Fuego

Incluido entre los cuatro elementos naturales (CB 4,2), J. de la Cruz, siguiendo la tradición filosófica en que se formó, considera al fuego como el fundamental, porque “concurre con todos para la animación y conservación de ellos”. Lo mismo que el  agua y el  aire, le sirve de base para numerosas aplicaciones espirituales a través del simbolismo. Las propiedades naturales del fuego –calentar, purificar, quemar e iluminar– son referentes importantes para adoctrinar en las vías del espíritu. Las aplicaciones más importantes en la pluma sanjuanista son las siguientes.

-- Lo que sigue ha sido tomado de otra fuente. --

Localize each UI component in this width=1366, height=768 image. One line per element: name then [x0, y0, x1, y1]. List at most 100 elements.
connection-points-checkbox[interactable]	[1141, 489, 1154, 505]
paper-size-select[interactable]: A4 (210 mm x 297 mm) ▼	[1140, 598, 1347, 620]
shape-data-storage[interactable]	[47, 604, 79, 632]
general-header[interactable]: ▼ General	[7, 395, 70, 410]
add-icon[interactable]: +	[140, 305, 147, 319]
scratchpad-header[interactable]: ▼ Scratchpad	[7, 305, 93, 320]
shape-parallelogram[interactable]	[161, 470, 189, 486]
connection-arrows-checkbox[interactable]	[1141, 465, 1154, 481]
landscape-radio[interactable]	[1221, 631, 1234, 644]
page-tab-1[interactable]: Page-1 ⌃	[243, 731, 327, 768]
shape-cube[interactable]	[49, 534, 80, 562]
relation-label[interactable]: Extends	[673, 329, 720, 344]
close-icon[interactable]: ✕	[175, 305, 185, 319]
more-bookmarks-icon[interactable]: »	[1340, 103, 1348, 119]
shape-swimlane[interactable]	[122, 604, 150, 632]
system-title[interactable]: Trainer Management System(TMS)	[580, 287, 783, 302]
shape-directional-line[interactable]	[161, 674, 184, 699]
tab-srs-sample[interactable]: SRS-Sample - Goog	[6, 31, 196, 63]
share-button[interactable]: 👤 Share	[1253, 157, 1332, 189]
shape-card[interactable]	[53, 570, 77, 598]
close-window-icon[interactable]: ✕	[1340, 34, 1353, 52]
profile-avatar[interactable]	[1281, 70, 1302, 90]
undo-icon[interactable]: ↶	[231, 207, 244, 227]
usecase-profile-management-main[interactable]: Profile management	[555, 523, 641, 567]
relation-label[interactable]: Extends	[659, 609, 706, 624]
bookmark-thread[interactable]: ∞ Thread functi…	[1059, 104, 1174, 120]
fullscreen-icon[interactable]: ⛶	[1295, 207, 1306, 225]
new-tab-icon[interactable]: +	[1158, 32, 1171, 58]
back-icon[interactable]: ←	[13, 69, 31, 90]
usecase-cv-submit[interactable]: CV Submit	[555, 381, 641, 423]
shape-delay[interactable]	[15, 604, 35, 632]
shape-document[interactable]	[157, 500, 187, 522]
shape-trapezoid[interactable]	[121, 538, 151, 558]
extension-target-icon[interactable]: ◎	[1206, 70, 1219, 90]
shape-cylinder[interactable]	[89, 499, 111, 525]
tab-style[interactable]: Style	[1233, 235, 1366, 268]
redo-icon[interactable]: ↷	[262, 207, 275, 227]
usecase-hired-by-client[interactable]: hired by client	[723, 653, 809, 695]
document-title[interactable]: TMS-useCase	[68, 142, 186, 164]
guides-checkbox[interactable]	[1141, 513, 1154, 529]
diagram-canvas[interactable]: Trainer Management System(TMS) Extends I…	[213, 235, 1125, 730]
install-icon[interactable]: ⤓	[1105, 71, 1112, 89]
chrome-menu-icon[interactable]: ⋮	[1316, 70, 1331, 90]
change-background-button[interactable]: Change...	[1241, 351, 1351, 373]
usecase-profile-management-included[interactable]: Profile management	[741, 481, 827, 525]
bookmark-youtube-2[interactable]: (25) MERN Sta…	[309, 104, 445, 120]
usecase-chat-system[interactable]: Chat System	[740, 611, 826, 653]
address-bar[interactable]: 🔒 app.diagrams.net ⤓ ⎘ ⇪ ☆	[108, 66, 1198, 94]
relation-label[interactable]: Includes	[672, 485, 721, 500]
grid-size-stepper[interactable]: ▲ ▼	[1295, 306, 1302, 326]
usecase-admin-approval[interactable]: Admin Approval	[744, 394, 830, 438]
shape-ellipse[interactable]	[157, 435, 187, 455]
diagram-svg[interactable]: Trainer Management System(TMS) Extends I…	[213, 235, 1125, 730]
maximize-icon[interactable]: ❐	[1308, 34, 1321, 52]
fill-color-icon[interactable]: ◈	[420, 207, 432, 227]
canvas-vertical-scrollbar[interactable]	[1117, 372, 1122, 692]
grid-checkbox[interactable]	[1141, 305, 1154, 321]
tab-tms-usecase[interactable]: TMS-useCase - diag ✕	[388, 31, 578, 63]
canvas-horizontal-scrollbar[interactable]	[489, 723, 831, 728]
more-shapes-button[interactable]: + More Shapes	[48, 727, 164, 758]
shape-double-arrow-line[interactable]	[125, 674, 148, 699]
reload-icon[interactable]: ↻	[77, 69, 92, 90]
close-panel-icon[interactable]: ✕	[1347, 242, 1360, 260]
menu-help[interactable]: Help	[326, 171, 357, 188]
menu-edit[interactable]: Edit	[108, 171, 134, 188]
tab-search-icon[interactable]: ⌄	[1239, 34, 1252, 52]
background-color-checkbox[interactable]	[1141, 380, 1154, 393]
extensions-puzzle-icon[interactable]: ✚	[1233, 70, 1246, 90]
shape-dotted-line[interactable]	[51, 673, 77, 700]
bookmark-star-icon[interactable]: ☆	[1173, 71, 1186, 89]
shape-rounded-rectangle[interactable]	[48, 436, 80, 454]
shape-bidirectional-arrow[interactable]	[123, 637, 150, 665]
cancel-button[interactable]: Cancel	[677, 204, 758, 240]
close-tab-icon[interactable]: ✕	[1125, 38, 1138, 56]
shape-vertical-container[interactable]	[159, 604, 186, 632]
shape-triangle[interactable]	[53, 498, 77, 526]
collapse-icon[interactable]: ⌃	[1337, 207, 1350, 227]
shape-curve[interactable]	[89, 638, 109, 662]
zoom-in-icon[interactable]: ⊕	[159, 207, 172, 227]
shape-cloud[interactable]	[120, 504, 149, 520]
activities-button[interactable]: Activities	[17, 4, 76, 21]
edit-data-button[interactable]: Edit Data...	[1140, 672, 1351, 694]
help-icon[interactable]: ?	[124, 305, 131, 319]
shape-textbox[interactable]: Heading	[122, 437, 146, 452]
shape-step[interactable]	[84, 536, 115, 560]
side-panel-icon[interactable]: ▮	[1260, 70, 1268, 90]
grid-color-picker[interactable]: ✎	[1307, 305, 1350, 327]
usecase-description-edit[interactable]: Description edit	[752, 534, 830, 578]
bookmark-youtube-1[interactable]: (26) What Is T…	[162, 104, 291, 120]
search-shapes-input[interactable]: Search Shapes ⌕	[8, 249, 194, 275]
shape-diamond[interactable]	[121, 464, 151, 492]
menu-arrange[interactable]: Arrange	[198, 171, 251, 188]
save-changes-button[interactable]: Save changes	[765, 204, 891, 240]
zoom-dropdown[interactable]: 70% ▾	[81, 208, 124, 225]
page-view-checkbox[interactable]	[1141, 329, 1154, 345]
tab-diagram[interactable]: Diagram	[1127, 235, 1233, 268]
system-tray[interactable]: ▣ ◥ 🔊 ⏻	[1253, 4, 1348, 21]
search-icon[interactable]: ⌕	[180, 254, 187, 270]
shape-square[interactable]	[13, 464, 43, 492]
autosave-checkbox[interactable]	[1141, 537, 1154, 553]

1. EL FUEGO Y EL APETITO. Asentado que los apetitos, dejados a su brío natural, “privan del espíritu de Dios” (S 1,6,1) y cansan, fatigan y ensucian al alma, lo ilustra J. de la Cruz con una serie de comparaciones muy plásticas: “Son como unos hijuelos inquietos y mal contentos” (ib. n. 6), concluyendo con esta especie de aforismo: “Comúnmente dicen que el apetito es como el fuego, que, echándole leña, crece y luego la consume” (ib.).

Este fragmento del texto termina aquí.